En outre, les États membres de l’UA ont été encouragés à adopter la campagne #AfricaEducatesHer pour sensibiliser aux problèmes qui ont empêché les filles et les femmes d’accéder à l’éducation pendant la pandémie de la COVID-19.
FDM: Vous avez mentionné la campagne #AfricaEducatesHer ; en quoi consiste-t-elle ?
SYO: Pendant la fermeture des classes durant la COVID-19, nous avons lancé la campagne#AfricaEducatesHer qui s’articule autour de six domaines prioritaires à savoir, combler le fossé numérique dans l’apprentissage entre les filles et les garçons; lutter contre le mariage d’enfants et des grossesses précoces; lutter contre les violences sexuelles et sexistes; lutter contre le travail des enfants, y compris le partage inégal des tâches ménagères et de la charge des soins; lutter contre la diminution des programmes d’alimentation scolaire affectant la nutrition et la santé des apprenants et plaider pour plus de services de soutien psychosocial en faveur des filles victimes de violences basées sur le genre (VBG).
Il convient de noter que nous étendrons cette campagne au-delà de la COVID-19 et qu’elle constitue un véritable cadre dans lequel les Etats peuvent intensifier leurs efforts de promouvoir l’éducation des filles.

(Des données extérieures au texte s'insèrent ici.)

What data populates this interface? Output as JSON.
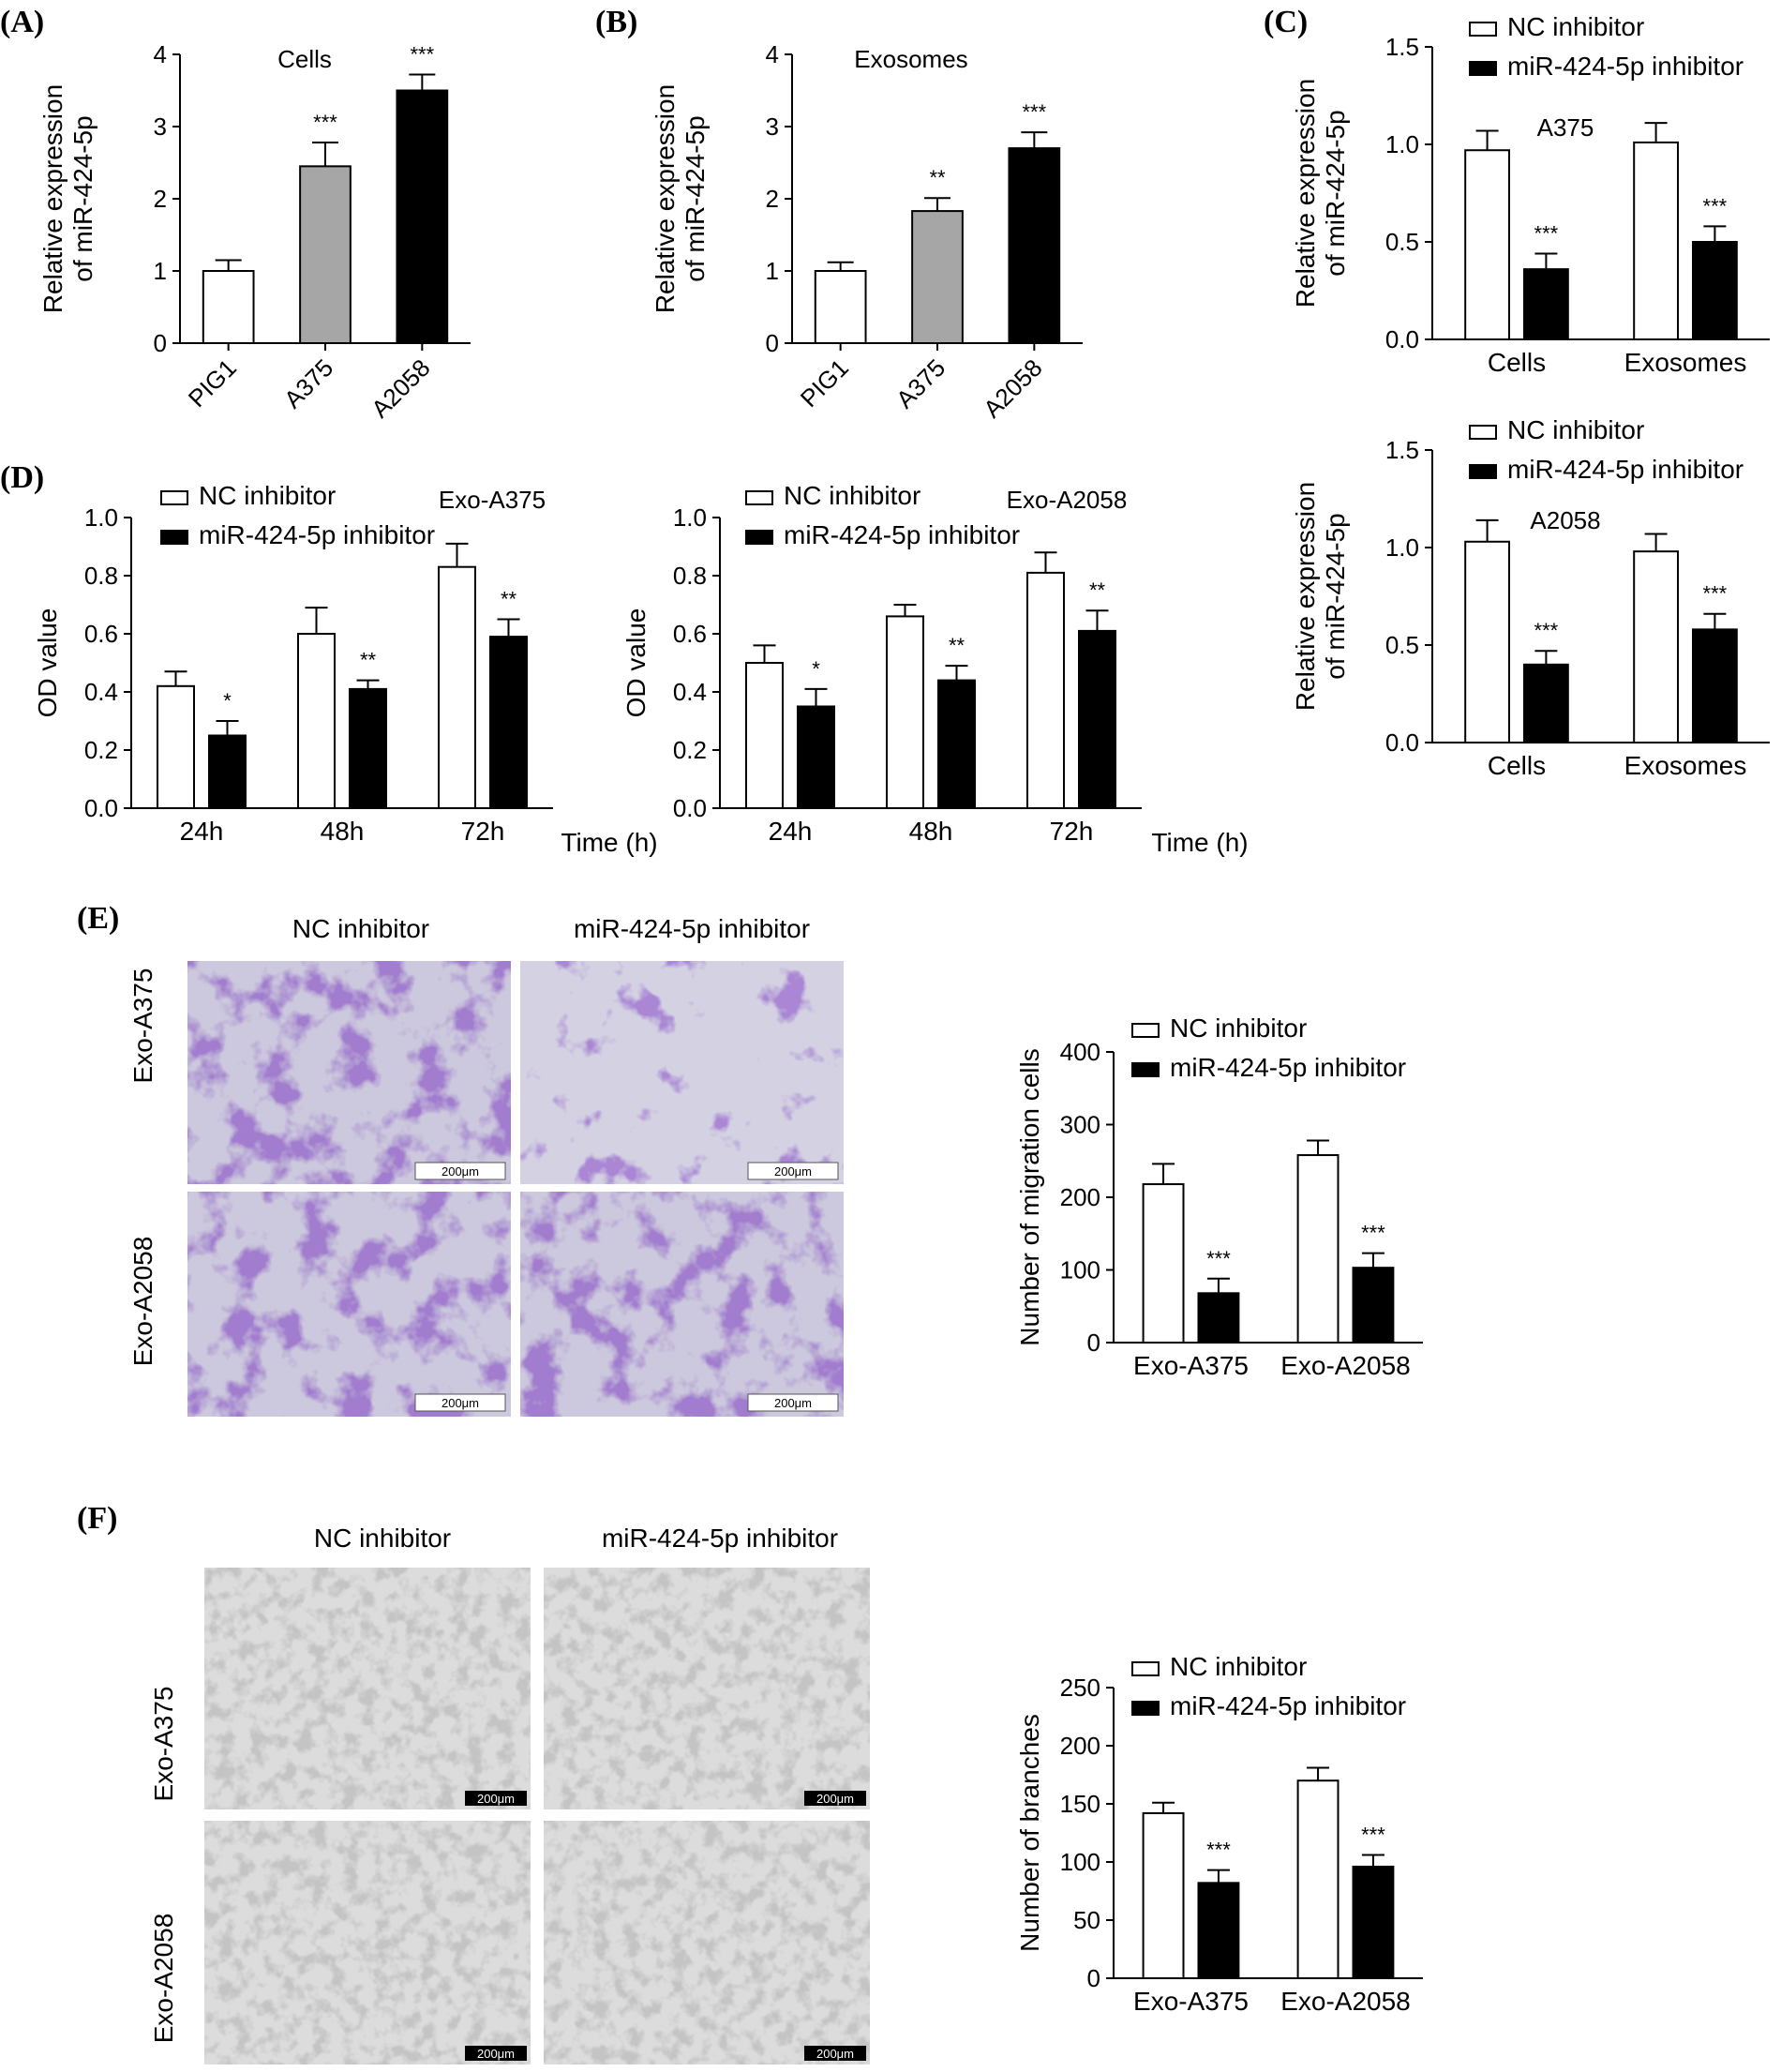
{
  "figure": {
    "panels": [
      "(A)",
      "(B)",
      "(C)",
      "(D)",
      "(E)",
      "(F)"
    ],
    "sig": {
      "one": "*",
      "two": "**",
      "three": "***"
    }
  },
  "legend": {
    "nc": "NC inhibitor",
    "mir": "miR-424-5p inhibitor"
  },
  "chart_data": [
    {
      "id": "A",
      "type": "bar",
      "categories": [
        "PIG1",
        "A375",
        "A2058"
      ],
      "values": [
        1.0,
        2.45,
        3.5
      ],
      "errors": [
        0.15,
        0.33,
        0.22
      ],
      "colors": [
        "#ffffff",
        "#a6a6a6",
        "#000000"
      ],
      "ylabel": "Relative expression\nof miR-424-5p",
      "annotation": "Cells",
      "ylim": [
        0,
        4
      ],
      "yticks": [
        "0",
        "1",
        "2",
        "3",
        "4"
      ],
      "sig": [
        "",
        "***",
        "***"
      ]
    },
    {
      "id": "B",
      "type": "bar",
      "categories": [
        "PIG1",
        "A375",
        "A2058"
      ],
      "values": [
        1.0,
        1.83,
        2.7
      ],
      "errors": [
        0.12,
        0.18,
        0.22
      ],
      "colors": [
        "#ffffff",
        "#a6a6a6",
        "#000000"
      ],
      "ylabel": "Relative expression\nof miR-424-5p",
      "annotation": "Exosomes",
      "ylim": [
        0,
        4
      ],
      "yticks": [
        "0",
        "1",
        "2",
        "3",
        "4"
      ],
      "sig": [
        "",
        "**",
        "***"
      ]
    },
    {
      "id": "C1",
      "type": "bar",
      "categories": [
        "Cells",
        "Exosomes"
      ],
      "series": [
        {
          "name": "NC inhibitor",
          "values": [
            0.97,
            1.01
          ],
          "errors": [
            0.1,
            0.1
          ]
        },
        {
          "name": "miR-424-5p inhibitor",
          "values": [
            0.36,
            0.5
          ],
          "errors": [
            0.08,
            0.08
          ]
        }
      ],
      "ylabel": "Relative expression\nof miR-424-5p",
      "annotation": "A375",
      "ylim": [
        0,
        1.5
      ],
      "yticks": [
        "0.0",
        "0.5",
        "1.0",
        "1.5"
      ],
      "sig": [
        "***",
        "***"
      ]
    },
    {
      "id": "C2",
      "type": "bar",
      "categories": [
        "Cells",
        "Exosomes"
      ],
      "series": [
        {
          "name": "NC inhibitor",
          "values": [
            1.03,
            0.98
          ],
          "errors": [
            0.11,
            0.09
          ]
        },
        {
          "name": "miR-424-5p inhibitor",
          "values": [
            0.4,
            0.58
          ],
          "errors": [
            0.07,
            0.08
          ]
        }
      ],
      "ylabel": "Relative expression\nof miR-424-5p",
      "annotation": "A2058",
      "ylim": [
        0,
        1.5
      ],
      "yticks": [
        "0.0",
        "0.5",
        "1.0",
        "1.5"
      ],
      "sig": [
        "***",
        "***"
      ]
    },
    {
      "id": "D1",
      "type": "bar",
      "categories": [
        "24h",
        "48h",
        "72h"
      ],
      "series": [
        {
          "name": "NC inhibitor",
          "values": [
            0.42,
            0.6,
            0.83
          ],
          "errors": [
            0.05,
            0.09,
            0.08
          ]
        },
        {
          "name": "miR-424-5p inhibitor",
          "values": [
            0.25,
            0.41,
            0.59
          ],
          "errors": [
            0.05,
            0.03,
            0.06
          ]
        }
      ],
      "ylabel": "OD value",
      "xlabel": "Time (h)",
      "annotation": "Exo-A375",
      "ylim": [
        0,
        1.0
      ],
      "yticks": [
        "0.0",
        "0.2",
        "0.4",
        "0.6",
        "0.8",
        "1.0"
      ],
      "sig": [
        "*",
        "**",
        "**"
      ]
    },
    {
      "id": "D2",
      "type": "bar",
      "categories": [
        "24h",
        "48h",
        "72h"
      ],
      "series": [
        {
          "name": "NC inhibitor",
          "values": [
            0.5,
            0.66,
            0.81
          ],
          "errors": [
            0.06,
            0.04,
            0.07
          ]
        },
        {
          "name": "miR-424-5p inhibitor",
          "values": [
            0.35,
            0.44,
            0.61
          ],
          "errors": [
            0.06,
            0.05,
            0.07
          ]
        }
      ],
      "ylabel": "OD value",
      "xlabel": "Time (h)",
      "annotation": "Exo-A2058",
      "ylim": [
        0,
        1.0
      ],
      "yticks": [
        "0.0",
        "0.2",
        "0.4",
        "0.6",
        "0.8",
        "1.0"
      ],
      "sig": [
        "*",
        "**",
        "**"
      ]
    },
    {
      "id": "E",
      "type": "bar",
      "categories": [
        "Exo-A375",
        "Exo-A2058"
      ],
      "series": [
        {
          "name": "NC inhibitor",
          "values": [
            218,
            258
          ],
          "errors": [
            28,
            20
          ]
        },
        {
          "name": "miR-424-5p inhibitor",
          "values": [
            68,
            103
          ],
          "errors": [
            20,
            20
          ]
        }
      ],
      "ylabel": "Number of migration cells",
      "ylim": [
        0,
        400
      ],
      "yticks": [
        "0",
        "100",
        "200",
        "300",
        "400"
      ],
      "sig": [
        "***",
        "***"
      ]
    },
    {
      "id": "F",
      "type": "bar",
      "categories": [
        "Exo-A375",
        "Exo-A2058"
      ],
      "series": [
        {
          "name": "NC inhibitor",
          "values": [
            142,
            170
          ],
          "errors": [
            9,
            11
          ]
        },
        {
          "name": "miR-424-5p inhibitor",
          "values": [
            82,
            96
          ],
          "errors": [
            11,
            10
          ]
        }
      ],
      "ylabel": "Number of branches",
      "ylim": [
        0,
        250
      ],
      "yticks": [
        "0",
        "50",
        "100",
        "150",
        "200",
        "250"
      ],
      "sig": [
        "***",
        "***"
      ]
    }
  ],
  "micrographs": {
    "E": {
      "col_labels": [
        "NC inhibitor",
        "miR-424-5p inhibitor"
      ],
      "row_labels": [
        "Exo-A375",
        "Exo-A2058"
      ],
      "scale": "200μm"
    },
    "F": {
      "col_labels": [
        "NC inhibitor",
        "miR-424-5p inhibitor"
      ],
      "row_labels": [
        "Exo-A375",
        "Exo-A2058"
      ],
      "scale": "200μm"
    }
  }
}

FDM: Quelle est la feuille de route de l’année 2023 de l’UA/CIEFFA?
SYO: Nous avons un certain nombre des projets programmés pour 2023 qui s’alignent dans le cadre de la mise en œuvre de notre plan stratégique de 5 ans (2021-2025).
Ce plan stratégique vise à renforcer la résilience pour promouvoir le capital humain africain à travers l’éducation des filles et des femmes pour un développement durable.
Ce plan se déroule sur quatre axes: le cadre d’éducation sensible au genre, la réforme des programmes scolaires et la formation des enseignants, les Sciences, technologie, ingénierie , arts et Mathématiques (STIAM) et le développement des compétences, et, enfin, l’éducation dans les situations d’urgences et les contextes humanitaires.
Comme je l’ai précédemment indiqué, nous travaillons avec différentes parties prenantes, à différents niveaux, qui ont un leadership avéré dans leurs communautés et sur le terrain en ce qui concerne l’éducation des filles et des femmes.
C’est dans cette optique que nous avons déjà organisé le 14 février 2023 à Addis-Abeba, notre traditionnel dialogue de haut niveau, en collaboration avec la Sierra-Leone et l’ONUSIDA, en marge du sommet des Chefs d’Etats et de gouvernement sur le thème: « Tirer parti de la ZLECAF pour promouvoir l’éducation et le développement des compétences des filles et des femmes pour des opportunités d’entrepreneuriat ».
Nous avons également organisé une conférence à New-York, en marge de la 67ème édition de la Commission sur la condition de la femme le 9 mars sur le thème: »Accélérer l’éducation des filles et des femmes grâce à des politiques et des financements inclusifs et sensibles au genre ».
Beaucoup d’autres événements multi-sectoriels se préparent tels que notre 4ème atélier avec le Parlement Panafricain, l’atelier avec les points focaux du CIEFFA des Etats membres parmi d’autres événements qui seront co-organisés avec les partenaires au développement.
FDM: Un mot de fin?
SYO: Nous exhortons les Etats membres de l’Union Africaine ainsi que toute autre partie prenante, sans oublier les familles et les communautés, surtout notre cible( les filles et les femmes) à comprendre que l’éducation de la fille et de la femme en Afrique est un maillon essentiel, voire stratégique pour une Afrique prospère, stable et équitable que nous voulons d’ici 2063.